Yelena se apresuró a responder, todavía sorprendida por el despliegue de riqueza frente a ella.

— La señorita Anastasia es la prometida del zar Iván, el monarca de Rusia —explicó, con un toque de orgullo en la voz—. Su boda está programada para dentro de unos cuatro meses.

Mihrimah asintió, captando la importancia de aquella información. Entonces, Anastasia no era sólo una joven noble rusa, sino la futura zarina. Aquello le daba un nuevo matiz a la anfitriona, a quien había comenzado a ver como una joven insegura.

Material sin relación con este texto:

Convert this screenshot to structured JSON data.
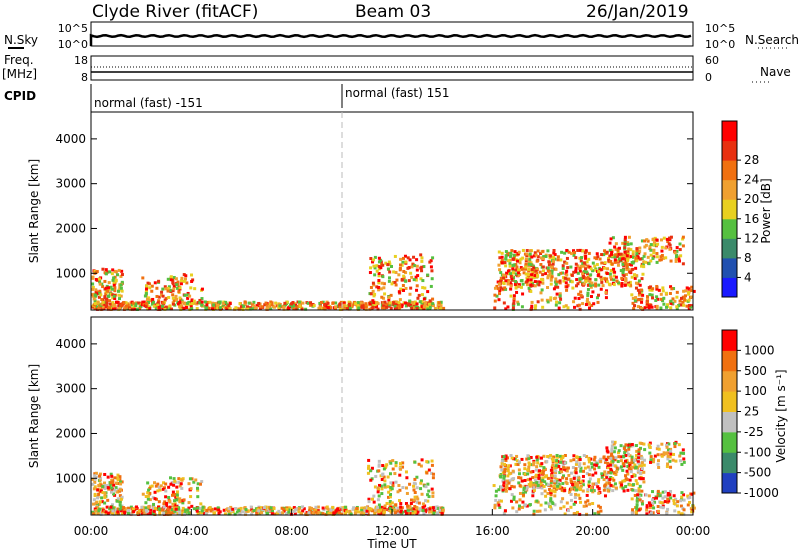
{
  "header": {
    "station": "Clyde River (fitACF)",
    "beam": "Beam 03",
    "date": "26/Jan/2019"
  },
  "left_labels": {
    "nsky": "N.Sky",
    "freq": "Freq.",
    "mhz": "[MHz]",
    "cpid": "CPID"
  },
  "right_labels": {
    "nsearch": "N.Search",
    "nave": "Nave"
  },
  "colors": {
    "power_scale": [
      "#1a1aff",
      "#2050b0",
      "#3a8a6a",
      "#55c040",
      "#e8d020",
      "#f0a030",
      "#f07010",
      "#e83010",
      "#ff0000"
    ],
    "velocity_scale": [
      "#2040c0",
      "#3a8a6a",
      "#55c040",
      "#c0c0c0",
      "#f0c020",
      "#f0a030",
      "#f07010",
      "#ff0000"
    ]
  },
  "chart_data": [
    {
      "type": "line",
      "name": "N.Sky / N.Search",
      "y_left_ticks": [
        "10^5",
        "10^0"
      ],
      "y_right_ticks": [
        "10^5",
        "10^0"
      ],
      "xlim": [
        0,
        24
      ]
    },
    {
      "type": "line",
      "name": "Freq / Nave",
      "y_left_ticks": [
        "18",
        "8"
      ],
      "y_right_ticks": [
        "60",
        "0"
      ],
      "xlim": [
        0,
        24
      ]
    },
    {
      "type": "table",
      "name": "CPID",
      "segments": [
        {
          "start": 0,
          "end": 10,
          "label": "normal (fast) -151"
        },
        {
          "start": 10,
          "end": 24,
          "label": "normal (fast) 151"
        }
      ]
    },
    {
      "type": "heatmap",
      "quantity": "power",
      "ylabel": "Slant Range [km]",
      "yticks": [
        "1000",
        "2000",
        "3000",
        "4000"
      ],
      "ylim": [
        180,
        4600
      ],
      "colorbar_label": "Power [dB]",
      "colorbar_ticks": [
        "4",
        "8",
        "12",
        "16",
        "20",
        "24",
        "28"
      ],
      "colorbar_range": [
        0,
        32
      ]
    },
    {
      "type": "heatmap",
      "quantity": "velocity",
      "ylabel": "Slant Range [km]",
      "yticks": [
        "1000",
        "2000",
        "3000",
        "4000"
      ],
      "ylim": [
        180,
        4600
      ],
      "colorbar_label": "Velocity [m s⁻¹]",
      "colorbar_ticks": [
        "1000",
        "500",
        "100",
        "25",
        "-25",
        "-100",
        "-500",
        "-1000"
      ],
      "xlabel": "Time UT",
      "xticks": [
        "00:00",
        "04:00",
        "08:00",
        "12:00",
        "16:00",
        "20:00",
        "00:00"
      ],
      "xlim": [
        0,
        24
      ]
    }
  ]
}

Mientras Yelena continuaba ayudando a Mihrimah a desempacar, su mirada iba y venía de las joyas a los vestidos, observando cada detalle con un interés apenas disimulado. Sin embargo, su atención parecía ir más allá de su simple tarea de sirvienta. Se detenía a mirar discretamente los cofres, observando cuánto oro o joyas poseía Mihrimah, y en ocasiones, fijaba la vista en la expresión de la sultana, como si intentara descifrar sus pensamientos.

Zarife, siempre alerta, no dejó de notar estos detalles. La forma en que Yelena parecía más interesada en la riqueza y en Mihrimah misma que en su trabajo revelaba un propósito oculto. En silencio, comprendió lo que estaba sucediendo: Anastasia no había enviado a Yelena solo para servir a Mihrimah, sino para observarla de cerca y obtener cualquier información que pudiera ser útil. La joven rusa era una espía en los aposentos de la sultana otomana, y su misión era clara.

Conscientemente, Mihrimah mantuvo una expresión serena, pero en su mente surgió un pensamiento firme. Anastasia jugaba un juego sutil y peligroso al enviarla para espiarla, y aunque no lo había hecho evidente, Mihrimah estaba perfectamente consciente de los movimientos y la vigilancia de Yelena.